Несчастья и житейские невзгоды привели иного к губительному пороку. Обманутые надежды, смерть кого-нибудь из близких или та затаенная печаль, что не убивает человека сразу, а медленно, исподволь точит сердце, довели его до исступления, до того отвратительного умопомешательства, когда человек сам, своею рукой, навлекает на себя медленную, неминучую гибель. Насколько больше, однако, таких, что сознательно, с открытыми глазами бросаются в этот омут, из которого нет возврата, который, напротив, затягивает свою жертву все глубже и глубже, не оставляя ей в конце концов и проблеска надежды.
Именно такой человек стоял однажды у постели умирающей жены. Его глухие стоны мешались с простодушной молитвой коленопреклоненных детей. Комната была убого и скудно обставлена. В бледных чертах женщины, которую жизнь уже заметно торопилась покинуть, нетрудно было прочесть всю повесть горя, нужды и мучительной заботы, год за годом неустанно терзавших ее сердце. Старая женщина, вся в слезах, поддерживала голову умирающей. Но не к ней, не к матери, обращено было изможденное лицо; не материнскую руку судорожно сжимали дрожащие, холодеющие пальцы — они сжимали руку мужа; глаза, которым суждено было вот-вот угаснуть, были устремлены на его лицо, и он трепетал под этим взглядом. Одежда на нем была измята и неопрятна, лицо опухшее, глаза воспалены и мутны. Верно, среди какой-нибудь дикой оргии его вызвали к печальному одру смерти.
Лампа, защищенная козырьком, тускло освещала собравшихся вокруг постели; глубокая, непроницаемая тень обволакивала остальную часть комнаты. За окном все было погружено в ночное безмолвие; в комнате царил покой смерти. Лишь мерное тиканье карманных часов, висевших над камином, нарушало глубокую тишину, но тем, кто был в комнате, слышалось что-то роковое в этом звуке, ибо все знали, что идет счет последним минутам пребывания души человеческой в бренном ее жилище.

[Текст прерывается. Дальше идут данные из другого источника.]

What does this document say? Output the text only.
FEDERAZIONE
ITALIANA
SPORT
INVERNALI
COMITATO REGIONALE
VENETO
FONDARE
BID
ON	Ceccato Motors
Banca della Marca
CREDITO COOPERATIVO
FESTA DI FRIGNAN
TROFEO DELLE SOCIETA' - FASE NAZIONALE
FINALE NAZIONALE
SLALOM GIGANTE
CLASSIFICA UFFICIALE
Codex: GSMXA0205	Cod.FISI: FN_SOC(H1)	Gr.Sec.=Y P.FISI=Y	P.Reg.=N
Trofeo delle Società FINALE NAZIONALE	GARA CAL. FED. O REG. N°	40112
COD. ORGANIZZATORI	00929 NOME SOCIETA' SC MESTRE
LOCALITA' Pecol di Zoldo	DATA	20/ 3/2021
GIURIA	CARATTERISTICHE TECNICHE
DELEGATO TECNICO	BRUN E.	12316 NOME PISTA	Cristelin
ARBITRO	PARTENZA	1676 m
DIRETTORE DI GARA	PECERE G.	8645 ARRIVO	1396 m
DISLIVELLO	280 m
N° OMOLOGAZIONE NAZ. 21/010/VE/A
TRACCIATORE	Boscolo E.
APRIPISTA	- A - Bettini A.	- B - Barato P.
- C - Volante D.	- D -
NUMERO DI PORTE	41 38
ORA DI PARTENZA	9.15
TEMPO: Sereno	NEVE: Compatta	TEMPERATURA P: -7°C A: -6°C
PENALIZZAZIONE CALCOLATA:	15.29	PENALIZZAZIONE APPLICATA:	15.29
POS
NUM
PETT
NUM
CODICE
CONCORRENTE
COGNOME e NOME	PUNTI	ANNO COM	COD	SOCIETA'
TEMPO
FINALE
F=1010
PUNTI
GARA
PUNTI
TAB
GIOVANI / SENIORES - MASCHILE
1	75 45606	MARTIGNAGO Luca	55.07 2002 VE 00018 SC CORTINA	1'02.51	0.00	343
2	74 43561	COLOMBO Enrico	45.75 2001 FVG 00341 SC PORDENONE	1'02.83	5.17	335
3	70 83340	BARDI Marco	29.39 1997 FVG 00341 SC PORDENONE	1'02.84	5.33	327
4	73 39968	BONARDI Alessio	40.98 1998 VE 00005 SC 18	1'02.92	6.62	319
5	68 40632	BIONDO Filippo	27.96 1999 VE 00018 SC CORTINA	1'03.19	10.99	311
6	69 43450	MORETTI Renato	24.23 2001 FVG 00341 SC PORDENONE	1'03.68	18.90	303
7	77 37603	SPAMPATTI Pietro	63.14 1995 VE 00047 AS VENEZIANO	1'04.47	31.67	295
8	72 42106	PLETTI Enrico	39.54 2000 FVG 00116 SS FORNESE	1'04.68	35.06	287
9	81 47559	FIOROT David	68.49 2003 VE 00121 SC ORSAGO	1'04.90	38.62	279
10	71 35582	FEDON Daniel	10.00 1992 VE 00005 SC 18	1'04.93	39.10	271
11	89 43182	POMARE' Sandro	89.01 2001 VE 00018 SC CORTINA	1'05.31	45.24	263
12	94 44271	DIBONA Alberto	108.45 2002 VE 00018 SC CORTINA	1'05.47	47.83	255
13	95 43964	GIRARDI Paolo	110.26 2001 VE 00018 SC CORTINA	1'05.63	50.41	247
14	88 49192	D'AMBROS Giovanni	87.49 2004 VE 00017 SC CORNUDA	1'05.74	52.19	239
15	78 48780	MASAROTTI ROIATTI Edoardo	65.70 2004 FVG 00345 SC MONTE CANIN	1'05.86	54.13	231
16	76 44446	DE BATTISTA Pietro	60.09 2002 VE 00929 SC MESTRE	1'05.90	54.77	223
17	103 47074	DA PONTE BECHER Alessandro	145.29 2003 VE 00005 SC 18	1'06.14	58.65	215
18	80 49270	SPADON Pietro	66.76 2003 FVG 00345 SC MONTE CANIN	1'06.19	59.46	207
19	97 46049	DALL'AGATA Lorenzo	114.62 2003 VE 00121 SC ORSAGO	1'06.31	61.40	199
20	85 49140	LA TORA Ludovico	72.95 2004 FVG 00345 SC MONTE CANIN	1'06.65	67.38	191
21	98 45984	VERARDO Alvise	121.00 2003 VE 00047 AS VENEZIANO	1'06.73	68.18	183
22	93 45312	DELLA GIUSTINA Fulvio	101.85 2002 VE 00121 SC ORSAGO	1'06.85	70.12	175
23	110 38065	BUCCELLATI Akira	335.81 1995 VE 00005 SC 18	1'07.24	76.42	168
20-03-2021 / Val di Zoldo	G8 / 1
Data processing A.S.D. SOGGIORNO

Страшное это дело — сидеть возле умирающего и ждать приближения смерти; знать, что надежды нет, что выздоровление невозможно; считать нескончаемые часы, ночь за ночью, долгие ночи подряд… такие ночи знает лишь тот, кому доводилось просиживать их у постели больного! Мороз подирает по коже, когда лежащее перед вами беспомощное существо в забытьи и беспамятстве начинает открывать заветные тайны своего сердца, годами доселе лежавшие под спудом. Подумать только человек хитрит и таится всю жизнь затем лишь, чтобы к концу ее, в бреду и горячке, сорвать с себя маску! Чего только не услышишь у постели умирающего! Тут открываются такие грехи, такие преступления, что слушатель подчас, опасаясь за собственный рассудок, в ужасе и омерзении бежит вон. И сколько несчастных так и умирает в одиночестве — ибо злодеяния, о которых они бредят в свои предсмертные часы, отпугивают от них самых, казалось бы, бестрепетных людей.
Никаких предсмертных признаний, впрочем, не раздавалось с постели, вкруг которой стояли на коленях дети. Сдавленные их всхлипывания и стоны одни нарушали тягостную тишину каморки. Но вот судорожно сжатые пальцы разжались в последний раз, умирающая перевела взор с детей на отца и, силясь что-то выговорить, откинулась на подушки, и столько безмятежного спокойствия было в этом движении, что, казалось, она всего лишь погрузилась в сон. Все склонились над нею, стали звать ее, сперва вполголоса, а потом громким, пронзительным воплем отчаяния. Ответа не было. Стали прислушиваться к дыханию — ни вздоха. Пытались нащупать сердце — оно не билось. Сердце это было разбито, а та, кому оно принадлежало, — мертва!
Муж опустился на стул подле постели и прижал ладони к пылающему лбу. Он обвел взглядом всех своих детей, но, встречая всякий раз глаза, полные слез, невольно отворачивался. Никто не шепнул ему сочувственного слова, ни один ласковый взгляд не скользнул по его лицу! Все сторонились его, все отводили глаза. Пошатываясь, вышел он из комнаты, и никто не поспешил за ним вдогонку, никто не кинулся утешать вдовца.